A, Expression of ProSAP2 and FLJ10659. Commercial northern blot analysis was performed using 2 μg per lane of poly-A+ RNA from human tissues (panels a and c), and human brain tissues (panels b and d). The filters were hybridized to rat ProSAP2 cDNA (panels a and b) or IMAGE clone 3450646 (panels c and d). Filters a and b were exposed for 2 w, and filters c and d were exposed for 40 h. B, PCR analysis of human ProSAP2 expression. Groups of exons spanning most of the gene’s coding region (exons 1/4, 10/12, 10/16, 16/21, and 21/22) were amplified from human brain (b), cerebellum (c), and heart (h) cDNAs using a nested PCR protocol. Negative control amplifications (−) were always included. Human β-actin cDNA was used as a control, and amplified at similar levels in all tissues. Some products (exons 1/4, 10/12, and 21/22) were visible after the primary amplification (PCR 1), but others (exons 10/16 and 16/21) required a secondary amplification (PCR 2).
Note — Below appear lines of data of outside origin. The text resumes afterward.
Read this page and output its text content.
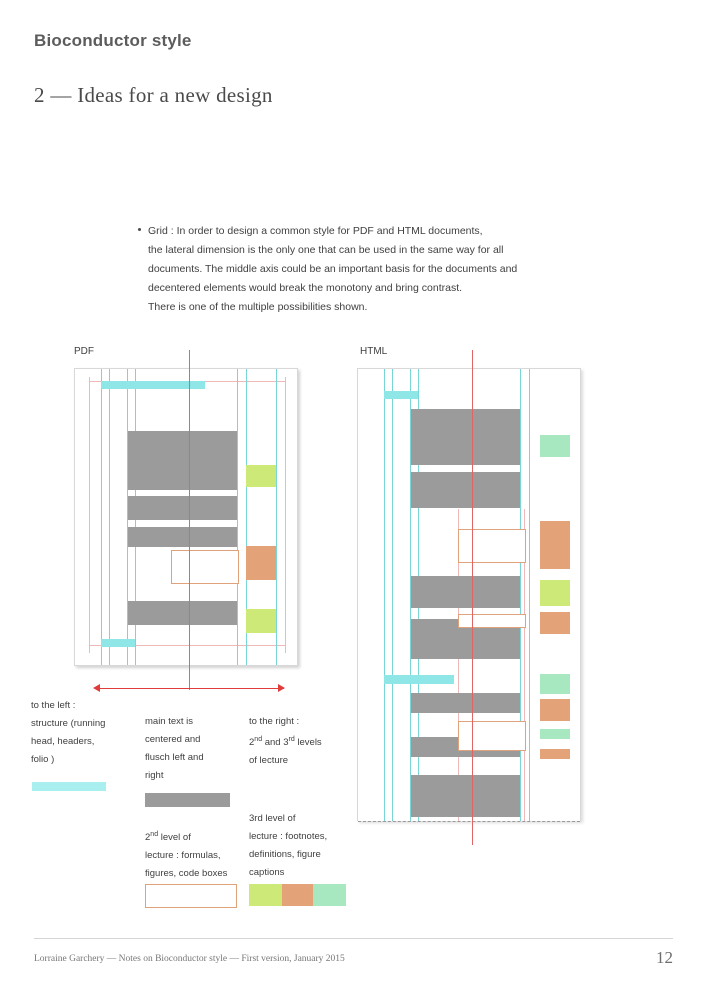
Bioconductor style
2 — Ideas for a new design
Grid : In order to design a common style for PDF and HTML documents,
the lateral dimension is the only one that can be used in the same way for all
documents. The middle axis could be an important basis for the documents and
decentered elements would break the monotony and bring contrast.
There is one of the multiple possibilities shown.
PDF	HTML
to the left :
structure (running
head, headers,
folio )
main text is
centered and
flusch left and
right
to the right :
2nd and 3rd levels
of lecture
2nd level of
lecture : formulas,
figures, code boxes
3rd level of
lecture : footnotes,
definitions, figure
captions
Lorraine Garchery — Notes on Bioconductor style — First version, January 2015	12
All amplified fragments were isolated and sequenced. The smallest fragment (200 bp) from the secondary amplification of exons 10/12 from brain tissue does not contain exon 11. The 540-bp fragment from the secondary amplification of exon 10/16 from brain tissue does not contain exons 11 and 12, but the 600-bp fragment from heart in the same panel was amplified from genomic DNA. The 128-bp fragment from the primary amplification of exons 21/22 from brain tissue does not contain exon 21b. All other fragments have the expected sequence.